The result of this fear lead to 3.5 million jews spending time in these camps for polical reasons and approximately 77,000 German citizens were executed to avoid any threat of resistance of Nazi ideology.

In 1939 the outbreak of World War II caused by Adolf Hitler changed the role of these camps as they became a place of absolute terror. Any and all people that were sentenced to the Nazis camps were tortured, starved or murdered.

The largest groups of people in these holocaust concentration camps were Jews and Russian prisoners of war but also chosen to be exterminated were handicapped, homosexuals, Gypsies(Romanis), Jehovah’s Witness, Catholic clergy and ethnic Poles.

Once one was selected to go to the Nazis camps, which no person knew what day or hour, it was a really horrific process.

The Nazis just showed up at the door to arrest innocent jews for no reason, took possession of their belongings, they were told to pack some of their personal belongings which they never saw again.

The Nazi police would then take them to one of the many deportation train stations.


The prisoners were then packed into boxcars suitable only for cattle or freight. Prisoners were confined to these boxcars for days and weeks in inhumane conditions.

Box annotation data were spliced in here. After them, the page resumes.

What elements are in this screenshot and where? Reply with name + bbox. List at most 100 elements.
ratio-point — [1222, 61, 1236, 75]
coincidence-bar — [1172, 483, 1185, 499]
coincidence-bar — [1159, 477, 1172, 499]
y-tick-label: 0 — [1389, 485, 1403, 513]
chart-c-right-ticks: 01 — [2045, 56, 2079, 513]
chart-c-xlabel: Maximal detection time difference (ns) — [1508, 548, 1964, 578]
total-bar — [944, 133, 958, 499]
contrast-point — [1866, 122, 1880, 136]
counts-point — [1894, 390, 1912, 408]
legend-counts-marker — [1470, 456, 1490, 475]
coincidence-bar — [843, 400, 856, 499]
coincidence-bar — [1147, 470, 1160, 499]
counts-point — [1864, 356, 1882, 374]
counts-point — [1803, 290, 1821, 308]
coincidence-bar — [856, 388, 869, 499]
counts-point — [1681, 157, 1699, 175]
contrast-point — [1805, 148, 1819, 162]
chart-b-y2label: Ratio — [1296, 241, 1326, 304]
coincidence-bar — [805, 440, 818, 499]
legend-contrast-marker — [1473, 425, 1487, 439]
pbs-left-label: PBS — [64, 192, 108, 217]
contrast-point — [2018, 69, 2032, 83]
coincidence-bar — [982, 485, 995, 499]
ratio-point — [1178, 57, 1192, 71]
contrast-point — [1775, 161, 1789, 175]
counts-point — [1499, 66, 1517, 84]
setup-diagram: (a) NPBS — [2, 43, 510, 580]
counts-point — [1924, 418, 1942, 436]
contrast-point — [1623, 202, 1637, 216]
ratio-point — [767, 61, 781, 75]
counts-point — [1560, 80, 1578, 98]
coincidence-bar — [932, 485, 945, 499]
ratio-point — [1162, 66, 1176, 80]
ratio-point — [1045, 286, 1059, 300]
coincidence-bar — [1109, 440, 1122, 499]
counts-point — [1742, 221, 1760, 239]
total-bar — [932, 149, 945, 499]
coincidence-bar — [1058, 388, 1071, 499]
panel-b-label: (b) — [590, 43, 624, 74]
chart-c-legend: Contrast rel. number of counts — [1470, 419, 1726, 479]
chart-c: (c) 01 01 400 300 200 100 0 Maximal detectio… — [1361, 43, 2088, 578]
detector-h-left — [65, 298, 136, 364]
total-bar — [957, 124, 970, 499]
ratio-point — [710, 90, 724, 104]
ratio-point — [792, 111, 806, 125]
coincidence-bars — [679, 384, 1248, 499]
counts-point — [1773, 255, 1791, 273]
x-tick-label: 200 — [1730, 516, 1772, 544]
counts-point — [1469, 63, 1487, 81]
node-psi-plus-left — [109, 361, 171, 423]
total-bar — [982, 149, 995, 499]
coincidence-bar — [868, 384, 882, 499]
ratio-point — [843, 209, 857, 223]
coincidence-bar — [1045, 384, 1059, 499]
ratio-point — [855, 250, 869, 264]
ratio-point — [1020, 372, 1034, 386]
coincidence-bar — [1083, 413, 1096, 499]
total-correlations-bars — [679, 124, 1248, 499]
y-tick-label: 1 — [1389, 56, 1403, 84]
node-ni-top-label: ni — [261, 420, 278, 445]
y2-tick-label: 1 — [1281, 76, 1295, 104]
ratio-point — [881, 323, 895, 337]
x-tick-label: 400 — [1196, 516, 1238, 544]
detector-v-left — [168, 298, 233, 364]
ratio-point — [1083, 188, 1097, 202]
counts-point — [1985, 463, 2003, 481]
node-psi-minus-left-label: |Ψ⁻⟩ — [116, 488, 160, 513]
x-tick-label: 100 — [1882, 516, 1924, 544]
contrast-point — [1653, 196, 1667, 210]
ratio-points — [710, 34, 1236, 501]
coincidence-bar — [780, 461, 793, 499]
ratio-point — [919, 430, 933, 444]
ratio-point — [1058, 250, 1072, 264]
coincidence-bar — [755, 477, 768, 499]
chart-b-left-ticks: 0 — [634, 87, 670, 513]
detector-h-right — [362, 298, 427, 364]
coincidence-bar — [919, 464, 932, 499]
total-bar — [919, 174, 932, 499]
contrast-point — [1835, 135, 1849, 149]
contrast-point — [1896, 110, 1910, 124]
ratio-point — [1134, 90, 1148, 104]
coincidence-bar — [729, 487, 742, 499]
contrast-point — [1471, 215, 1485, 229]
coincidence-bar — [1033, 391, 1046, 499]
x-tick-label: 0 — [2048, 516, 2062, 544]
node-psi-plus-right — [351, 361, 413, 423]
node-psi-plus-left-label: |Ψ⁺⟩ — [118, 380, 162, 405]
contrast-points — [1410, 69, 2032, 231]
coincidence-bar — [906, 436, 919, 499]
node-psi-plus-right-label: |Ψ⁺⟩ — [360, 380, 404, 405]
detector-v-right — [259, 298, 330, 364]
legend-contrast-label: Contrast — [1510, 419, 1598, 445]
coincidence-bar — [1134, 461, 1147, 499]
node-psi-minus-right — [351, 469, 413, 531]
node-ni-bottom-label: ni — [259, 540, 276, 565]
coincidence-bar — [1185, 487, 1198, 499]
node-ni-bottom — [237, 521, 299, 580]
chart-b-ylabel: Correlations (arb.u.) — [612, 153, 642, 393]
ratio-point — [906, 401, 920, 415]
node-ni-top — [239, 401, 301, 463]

Many died from dehydration, starvation or froze to death before they reached their destination.

If any of the jews were fortunate enough or better yet strong enough to make it to one of the camps life got worse.

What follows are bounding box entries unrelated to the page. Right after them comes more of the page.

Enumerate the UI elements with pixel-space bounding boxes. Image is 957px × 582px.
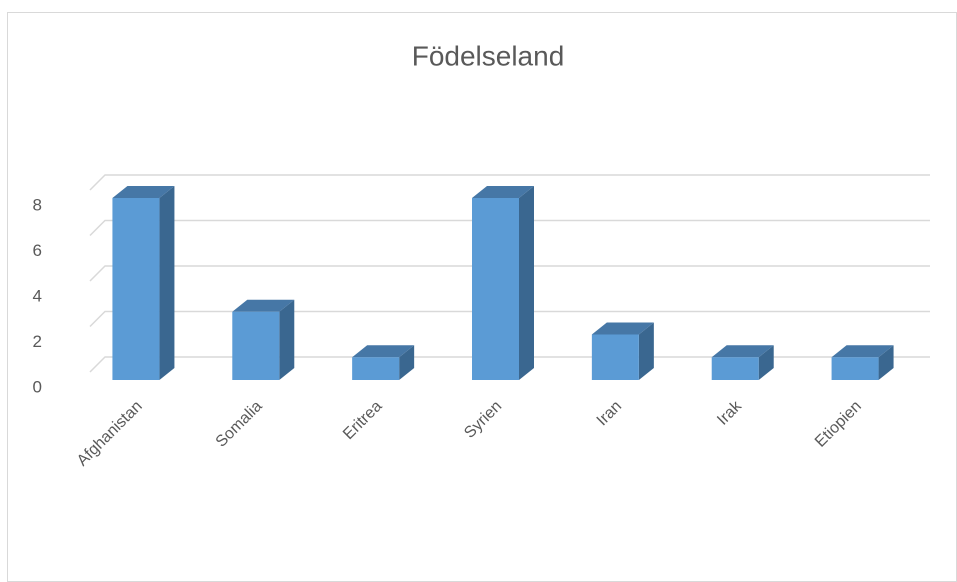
bar-top (831, 345, 894, 358)
bar (112, 186, 175, 380)
bar (831, 345, 894, 380)
bar (232, 299, 295, 380)
bar (472, 186, 534, 380)
bar-front (472, 198, 519, 380)
bar-front (591, 334, 639, 380)
bar-front (232, 311, 280, 380)
bar-front (711, 357, 759, 380)
bar-side (638, 322, 654, 380)
bar-front (352, 357, 400, 380)
grid-line (89, 356, 930, 373)
grid-line (89, 265, 930, 282)
bar-front (112, 198, 160, 380)
grid-line (89, 310, 930, 328)
bar-top (112, 186, 175, 198)
y-tick-label: 0 (33, 377, 42, 396)
bar-top (711, 345, 774, 358)
bar-side (519, 186, 534, 380)
bar-front (831, 357, 879, 380)
bar-top (352, 345, 415, 358)
bar (591, 322, 654, 380)
bar-top (591, 322, 654, 335)
bar-side (279, 299, 295, 380)
bar-side (399, 345, 415, 380)
bar-side (159, 186, 175, 380)
bar-top (232, 299, 295, 312)
bar (711, 345, 774, 380)
grid-line (89, 219, 930, 237)
bar-side (878, 345, 894, 380)
bar-side (758, 345, 774, 380)
grid-line (89, 174, 930, 191)
y-tick-label: 6 (33, 241, 42, 260)
y-tick-label: 4 (33, 286, 42, 305)
chart-title: Födelseland (412, 40, 565, 71)
y-tick-label: 8 (33, 195, 42, 214)
bar (352, 345, 415, 380)
y-tick-label: 2 (33, 332, 42, 351)
bar-top (472, 186, 534, 198)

There was now a selection process to see if they were fit to work or die in the camp. Those that came on the cars with their families were seperated and some families never saw each other again.

Their were several survivors of these holocaust concentration camps but deaths outnumbered those that lived. Many holocaust survivors have written books that are well worth reading. The books go into detail of what everyday life was like inside the camps.

If you have an opportunity to read a holocaust survivors book or listen to them speak it is an eye-opener to see how un-appreciative we as human beings have been.

The victims of the holocaust were very aware of what they had lost….a better way to say it would be stolen. All of a sudden every right and privilege was gone but they endured as long as they could in hope that what they were going through was nothing but a nightmare.